Monday, July 23, 2007

Mumbai's nerve centre - Victoria Terminus is the lifeblood of Mumbai

As any Mumbaikar will tell you, Victoria Terminus is the lifeblood of the city. The milling crowds, the stampede to get to your train first is all possible courtesy this great Gothic building created in 1888.

And though it may now be called the Chhatrapati Shivaji Terminus (CST) nothing can obliterate its secular spirit, its unique blend of East and West. Built in homage to Queen Victoria by British architect FW Stevens - he took ten years to finish it - the station is the signpost to the rest of India that they've made it to Mumbai. Many famous names will recall in their struggle to make it big, they, once upon a time, got out at this terminus with nothing.

The building has received honours, albeit a little late.
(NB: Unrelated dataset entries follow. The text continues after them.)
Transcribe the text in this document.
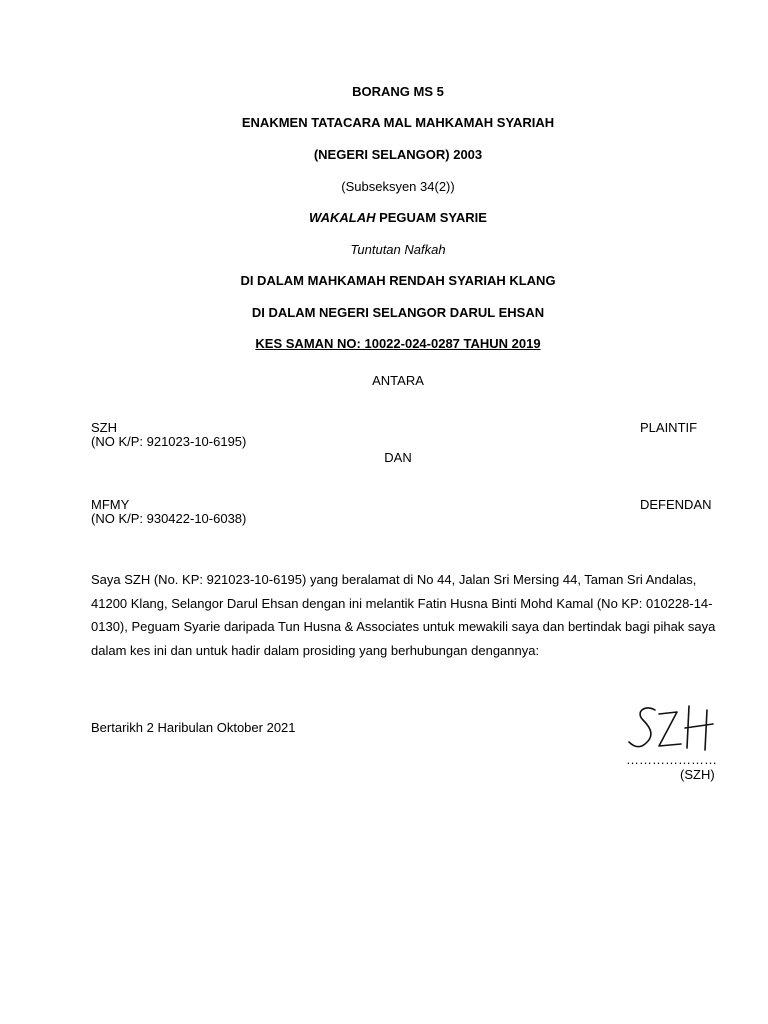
BORANG MS 5
ENAKMEN TATACARA MAL MAHKAMAH SYARIAH
(NEGERI SELANGOR) 2003
(Subseksyen 34(2))
WAKALAH PEGUAM SYARIE
Tuntutan Nafkah
DI DALAM MAHKAMAH RENDAH SYARIAH KLANG
DI DALAM NEGERI SELANGOR DARUL EHSAN
KES SAMAN NO: 10022-024-0287 TAHUN 2019
ANTARA
SZH
(NO K/P: 921023-10-6195)
PLAINTIF
DAN
MFMY
(NO K/P: 930422-10-6038)
DEFENDAN
Saya SZH (No. KP: 921023-10-6195) yang beralamat di No 44, Jalan Sri Mersing 44, Taman Sri Andalas, 41200 Klang, Selangor Darul Ehsan dengan ini melantik Fatin Husna Binti Mohd Kamal (No KP: 010228-14-0130), Peguam Syarie daripada Tun Husna & Associates untuk mewakili saya dan bertindak bagi pihak saya dalam kes ini dan untuk hadir dalam prosiding yang berhubungan dengannya:
Bertarikh 2 Haribulan Oktober 2021
…………………
(SZH)
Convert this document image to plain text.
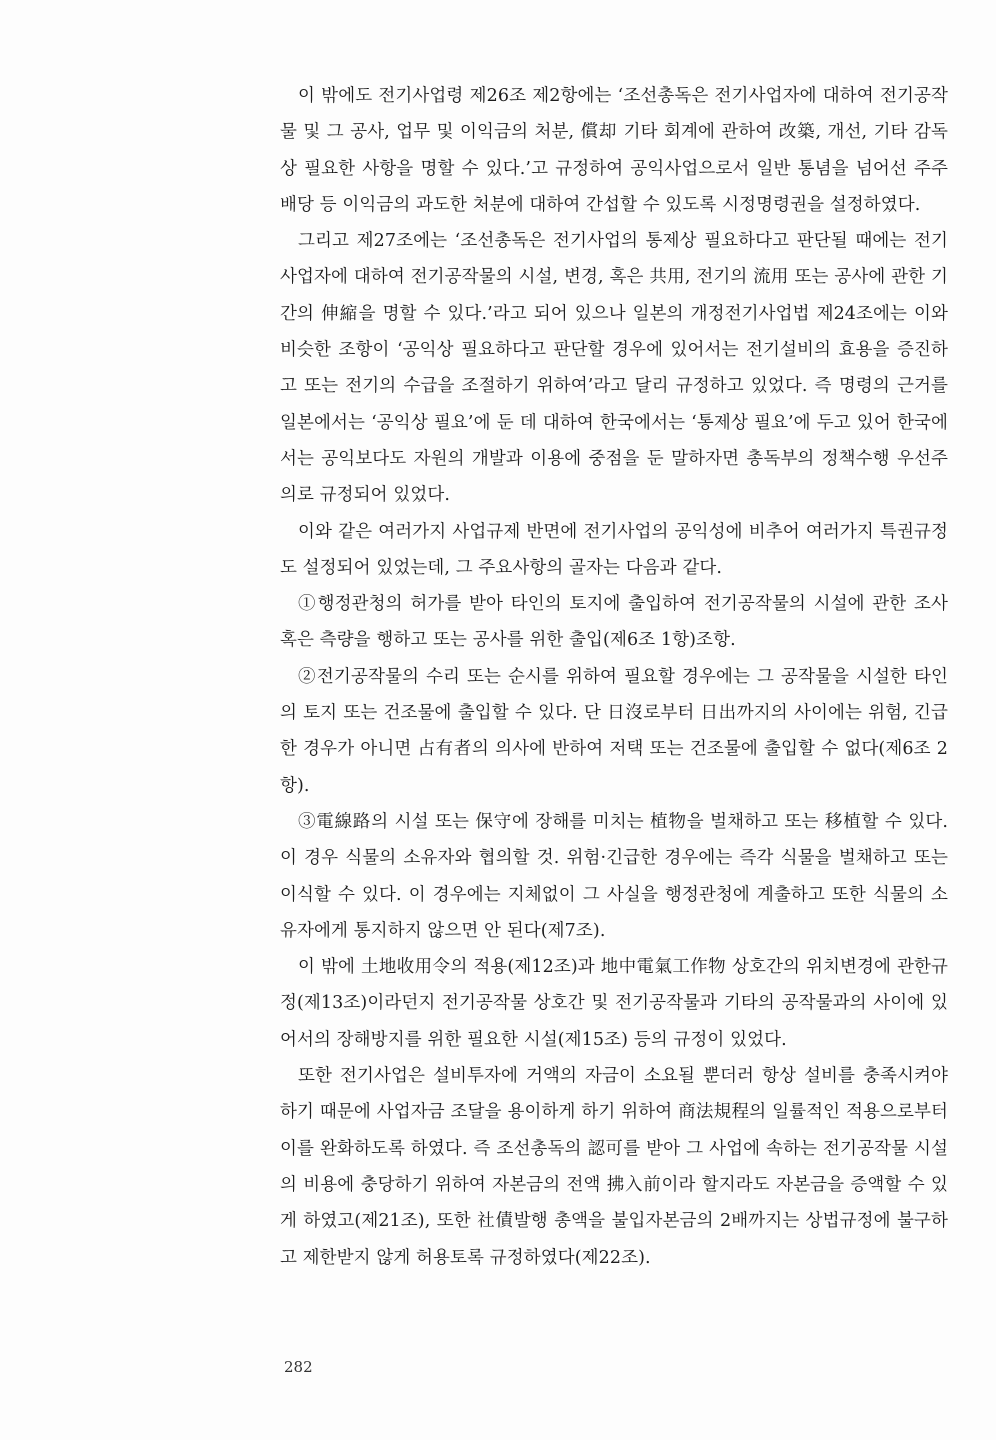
이 밖에도 전기사업령 제26조 제2항에는 ‘조선총독은 전기사업자에 대하여 전기공작물 및 그 공사, 업무 및 이익금의 처분, 償却 기타 회계에 관하여 改築, 개선, 기타 감독상 필요한 사항을 명할 수 있다.’고 규정하여 공익사업으로서 일반 통념을 넘어선 주주배당 등 이익금의 과도한 처분에 대하여 간섭할 수 있도록 시정명령권을 설정하였다.

그리고 제27조에는 ‘조선총독은 전기사업의 통제상 필요하다고 판단될 때에는 전기사업자에 대하여 전기공작물의 시설, 변경, 혹은 共用, 전기의 流用 또는 공사에 관한 기간의 伸縮을 명할 수 있다.’라고 되어 있으나 일본의 개정전기사업법 제24조에는 이와 비슷한 조항이 ‘공익상 필요하다고 판단할 경우에 있어서는 전기설비의 효용을 증진하고 또는 전기의 수급을 조절하기 위하여’라고 달리 규정하고 있었다. 즉 명령의 근거를 일본에서는 ‘공익상 필요’에 둔 데 대하여 한국에서는 ‘통제상 필요’에 두고 있어 한국에서는 공익보다도 자원의 개발과 이용에 중점을 둔 말하자면 총독부의 정책수행 우선주의로 규정되어 있었다.

이와 같은 여러가지 사업규제 반면에 전기사업의 공익성에 비추어 여러가지 특권규정도 설정되어 있었는데, 그 주요사항의 골자는 다음과 같다.

①행정관청의 허가를 받아 타인의 토지에 출입하여 전기공작물의 시설에 관한 조사 혹은 측량을 행하고 또는 공사를 위한 출입(제6조 1항)조항.

②전기공작물의 수리 또는 순시를 위하여 필요할 경우에는 그 공작물을 시설한 타인의 토지 또는 건조물에 출입할 수 있다. 단 日沒로부터 日出까지의 사이에는 위험, 긴급한 경우가 아니면 占有者의 의사에 반하여 저택 또는 건조물에 출입할 수 없다(제6조 2항).

③電線路의 시설 또는 保守에 장해를 미치는 植物을 벌채하고 또는 移植할 수 있다. 이 경우 식물의 소유자와 협의할 것. 위험·긴급한 경우에는 즉각 식물을 벌채하고 또는 이식할 수 있다. 이 경우에는 지체없이 그 사실을 행정관청에 계출하고 또한 식물의 소유자에게 통지하지 않으면 안 된다(제7조).

이 밖에 土地收用令의 적용(제12조)과 地中電氣工作物 상호간의 위치변경에 관한규정(제13조)이라던지 전기공작물 상호간 및 전기공작물과 기타의 공작물과의 사이에 있어서의 장해방지를 위한 필요한 시설(제15조) 등의 규정이 있었다.

또한 전기사업은 설비투자에 거액의 자금이 소요될 뿐더러 항상 설비를 충족시켜야 하기 때문에 사업자금 조달을 용이하게 하기 위하여 商法規程의 일률적인 적용으로부터 이를 완화하도록 하였다. 즉 조선총독의 認可를 받아 그 사업에 속하는 전기공작물 시설의 비용에 충당하기 위하여 자본금의 전액 拂入前이라 할지라도 자본금을 증액할 수 있게 하였고(제21조), 또한 社債발행 총액을 불입자본금의 2배까지는 상법규정에 불구하고 제한받지 않게 허용토록 규정하였다(제22조).

282
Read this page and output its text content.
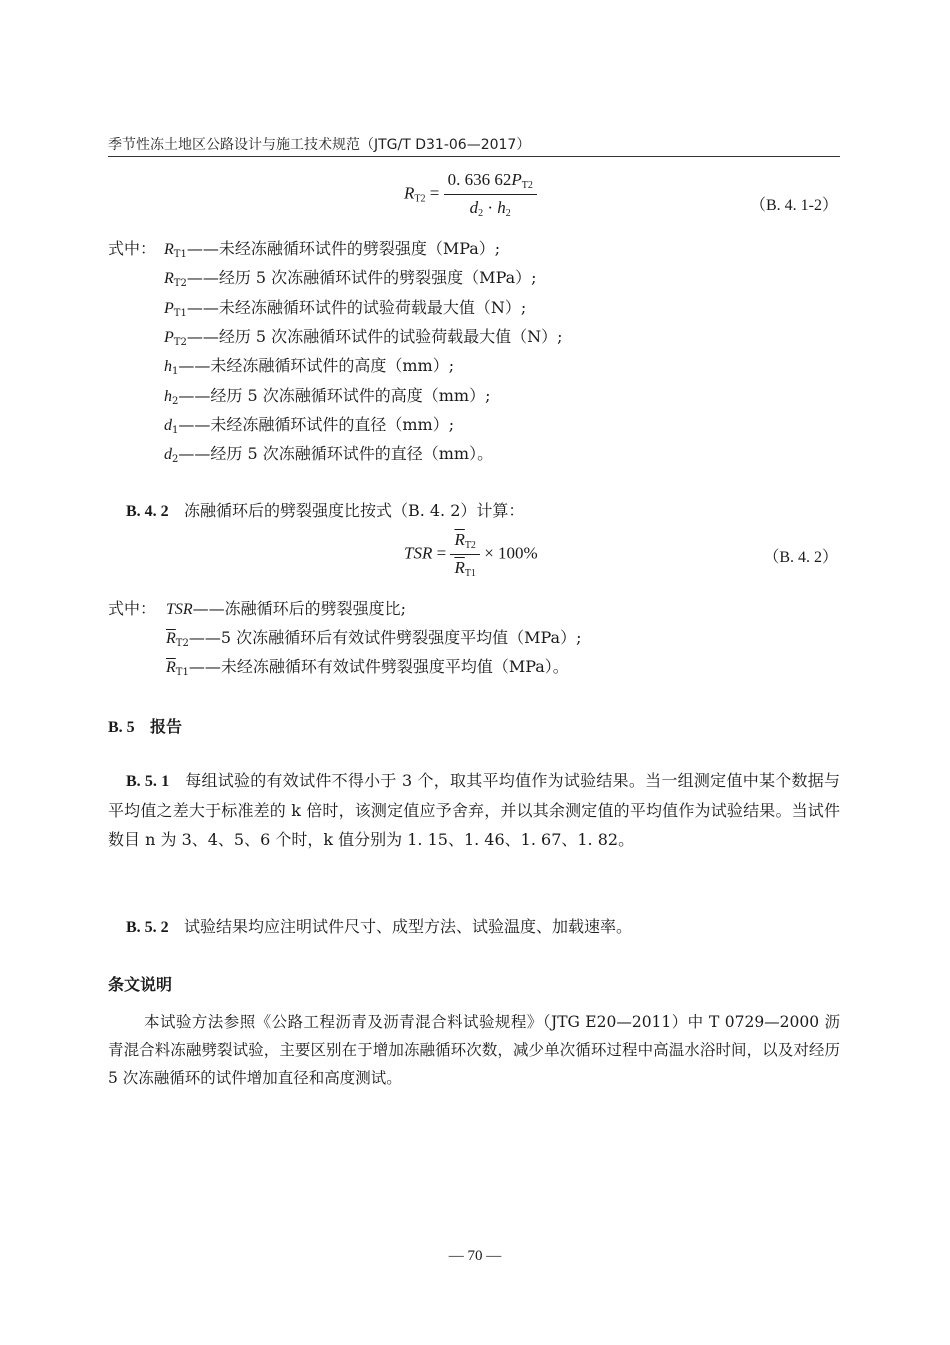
季节性冻土地区公路设计与施工技术规范（JTG/T D31-06—2017）
$R_{T2} = \frac{0. 636 62P_{T2}}{d_2 \cdot h_2}$	（B. 4. 1-2）
式中： $R_{T1}——$未经冻融循环试件的劈裂强度（MPa）;
$R_{T2}——$经历 5 次冻融循环试件的劈裂强度（MPa）;
$P_{T1}——$未经冻融循环试件的试验荷载最大值（N）;
$P_{T2}——$经历 5 次冻融循环试件的试验荷载最大值（N）;
$h_1——$未经冻融循环试件的高度（mm）;
$h_2——$经历 5 次冻融循环试件的高度（mm）;
$d_1——$未经冻融循环试件的直径（mm）;
$d_2——$经历 5 次冻融循环试件的直径（mm）。
B. 4. 2 冻融循环后的劈裂强度比按式（B. 4. 2）计算：
TSR = $\frac{\overline{R}_{T2}}{\overline{R}_{T1}} \times 100\%$	（B. 4. 2）
式中： TSR——冻融循环后的劈裂强度比;
$\overline{R}_{T2}——5$ 次冻融循环后有效试件劈裂强度平均值（MPa）;
$\overline{R}_{T1}——$未经冻融循环有效试件劈裂强度平均值（MPa）。
B. 5 报告
B. 5. 1 每组试验的有效试件不得小于 3 个，取其平均值作为试验结果。当一组测定值中某个数据与平均值之差大于标准差的 k 倍时，该测定值应予舍弃，并以其余测定值的平均值作为试验结果。当试件数目 n 为 3、4、5、6 个时，k 值分别为 1. 15、1. 46、1. 67、1. 82。
B. 5. 2 试验结果均应注明试件尺寸、成型方法、试验温度、加载速率。
条文说明
本试验方法参照《公路工程沥青及沥青混合料试验规程》（JTG E20—2011）中 T 0729—2000 沥青混合料冻融劈裂试验，主要区别在于增加冻融循环次数，减少单次循环过程中高温水浴时间，以及对经历 5 次冻融循环的试件增加直径和高度测试。
— 70 —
In July 2004, it was nominated and made a World Heritage building by UNESCO - the first functioning administrative building to be selected. So it's no surprise that despite the honour, its gone right back to work. Every day an estimated 2.5 million people pass in and and out, rushing to catch up with life.

Scarcely any of them pay a thought to the station that makes it possible. The headquarters of the Central Railways, CST ensures that not just Mumbai but India remains on track. If it ever sneezes, the country could catch a big cold.

But if you're not rushing to catch a train, the best thing to do is take in the building at night. The Gothic
architecture of the building softened by the city's lights will leave you hard pressed to find anything more beautiful and awe-inspiring. So maybe now's the time to say thanks.